To carry the matter ahead,because as a younger person, you lived mere blocks from the La Brea Tar Pits, you often played there or hung out there, thinking the things prepuberty boys thought, playing many of the games they played, and convincing yourself that you could, if you listened with enough focus, hear the anguished cries of the animals trapped in the tar bogs.

Since you have the choices of characters, more or less hold auditions for them before casting them in your stories, you have them and their personality and attendant agendas as filters for the perceptions and impressions of a specific place in your story.  Frank tended to avoid the La Brea Tar Pits because whenever he was there, he experienced the sharp pull of an undifferentiated fear that something might happen to him.  One day, something did happen, differentiating itself in the fact of a glob of tar gumming up the drive chain on his bicycle.  "See," he scowls at himself, "I told you so.  That place is a jinx for me."

Billy, on the other hand, is fond of the place, spends all his spare time there, even to the point of packing himself peanut butter and jam sandwiches to take when he bikes his way over to its grounds.  no surprise that on one of Billy's outings there, he finds some small item of incredible archaeological interest.  Through the different lenses of these two characters, we get pictures of some of the Tar Pits interior and exterior qualities.

If you were to use that quasi-device known as the wide omniscient, you argue, you could "tell" the story and it would sound authentic.  You might argue that but you'd have a difficult tie convincing most of your readers who had any experience with reading fiction in this century.  And you do wish to be convincing.
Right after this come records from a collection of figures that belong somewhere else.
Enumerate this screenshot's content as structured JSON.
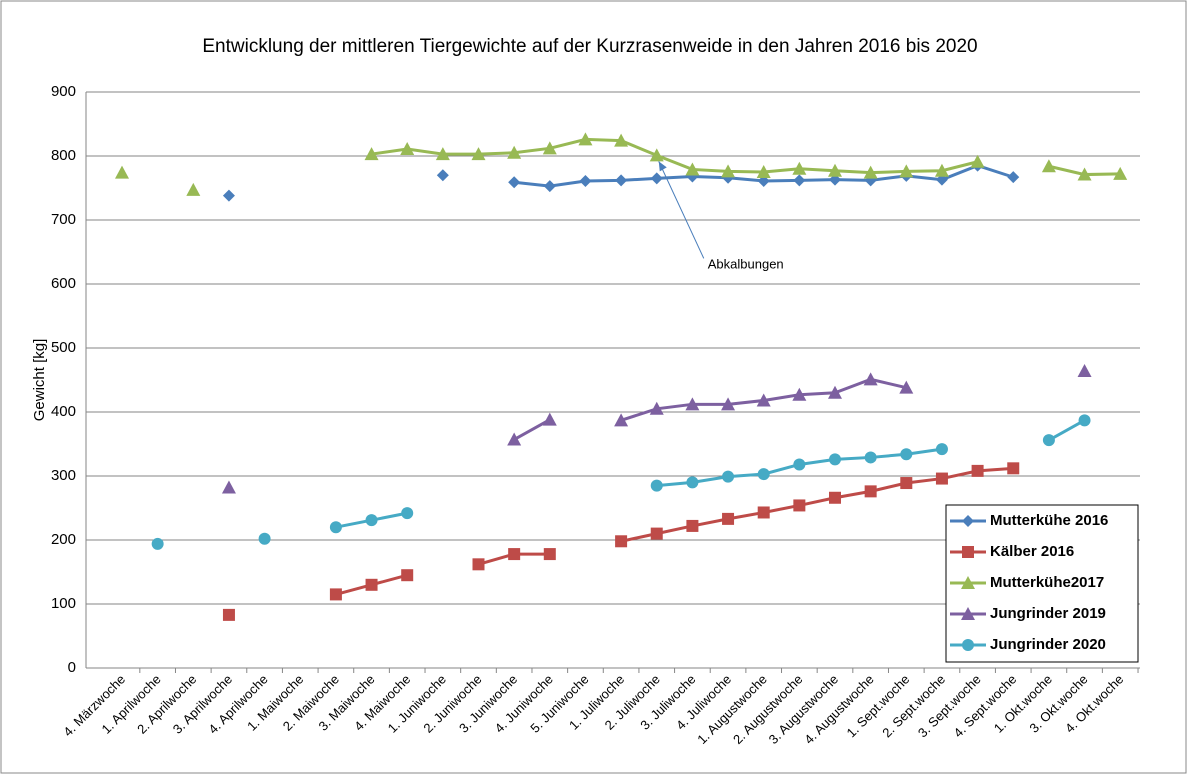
{
  "chart_data": {
    "type": "line",
    "title": "Entwicklung der  mittleren Tiergewichte auf der Kurzrasenweide in den Jahren 2016 bis 2020",
    "ylabel": "Gewicht [kg]",
    "categories": [
      "4. Märzwoche",
      "1. Aprilwoche",
      "2. Aprilwoche",
      "3. Aprilwoche",
      "4. Aprilwoche",
      "1. Maiwoche",
      "2. Maiwoche",
      "3. Maiwoche",
      "4. Maiwoche",
      "1. Juniwoche",
      "2. Juniwoche",
      "3. Juniwoche",
      "4. Juniwoche",
      "5. Juniwoche",
      "1. Juliwoche",
      "2. Juliwoche",
      "3. Juliwoche",
      "4. Juliwoche",
      "1. Augustwoche",
      "2. Augustwoche",
      "3. Augustwoche",
      "4. Augustwoche",
      "1. Sept.woche",
      "2. Sept.woche",
      "3. Sept.woche",
      "4. Sept.woche",
      "1. Okt.woche",
      "3. Okt.woche",
      "4. Okt.woche"
    ],
    "series": [
      {
        "name": "Mutterkühe 2016",
        "color": "#4a7ebb",
        "marker": "diamond",
        "values": [
          null,
          null,
          null,
          738,
          null,
          null,
          null,
          null,
          null,
          770,
          null,
          759,
          753,
          761,
          762,
          765,
          768,
          766,
          761,
          762,
          763,
          762,
          769,
          763,
          785,
          767,
          null,
          null,
          null
        ]
      },
      {
        "name": "Kälber 2016",
        "color": "#be4b48",
        "marker": "square",
        "values": [
          null,
          null,
          null,
          83,
          null,
          null,
          115,
          130,
          145,
          null,
          162,
          178,
          178,
          null,
          198,
          210,
          222,
          233,
          243,
          254,
          266,
          276,
          289,
          296,
          308,
          312,
          null,
          null,
          null
        ]
      },
      {
        "name": "Mutterkühe2017",
        "color": "#98b954",
        "marker": "triangle",
        "values": [
          774,
          null,
          747,
          null,
          null,
          null,
          null,
          803,
          811,
          803,
          803,
          805,
          812,
          826,
          824,
          801,
          779,
          776,
          775,
          780,
          777,
          774,
          776,
          777,
          791,
          null,
          784,
          771,
          772
        ]
      },
      {
        "name": "Jungrinder 2019",
        "color": "#7d60a0",
        "marker": "triangle",
        "values": [
          null,
          null,
          null,
          282,
          null,
          null,
          null,
          null,
          null,
          null,
          null,
          357,
          388,
          null,
          387,
          405,
          412,
          412,
          418,
          427,
          430,
          451,
          438,
          null,
          null,
          null,
          null,
          464,
          null
        ]
      },
      {
        "name": "Jungrinder 2020",
        "color": "#46aac5",
        "marker": "circle",
        "values": [
          null,
          194,
          null,
          null,
          202,
          null,
          220,
          231,
          242,
          null,
          null,
          null,
          null,
          null,
          null,
          285,
          290,
          299,
          303,
          318,
          326,
          329,
          334,
          342,
          null,
          null,
          356,
          387,
          null
        ]
      }
    ],
    "annotations": [
      {
        "text": "Abkalbungen",
        "category": 15,
        "value": 801
      }
    ],
    "ylim": [
      0,
      900
    ],
    "yticks": [
      0,
      100,
      200,
      300,
      400,
      500,
      600,
      700,
      800,
      900
    ],
    "grid": true,
    "legend": "lower right"
  }
}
Go ahead, say it.  There is no harm in such an admission.  You wish to sound authentic and convincing as opposed to using strongly stated logic to argue your stories and characters into place.

Following such constructs and dramatic conventions, of a sudden the signposts begin to point in the direction of drama, of motive and the motions through which it moves on its course, who its most vulnerable targets are, and how they are likely to respond.

You might, in delegating necessary authority to your characters, arrive at an uncomfortable feeling akin to being asked for the keys of the family car.  At such moments, you have no wish to hear the argument that being in such a position is of great value to you, that you will look back on such incidents with the fondness of knowing they were inspirations for serious learning.  You have no wish to hear such discussions, yet you are well convinced of their validity.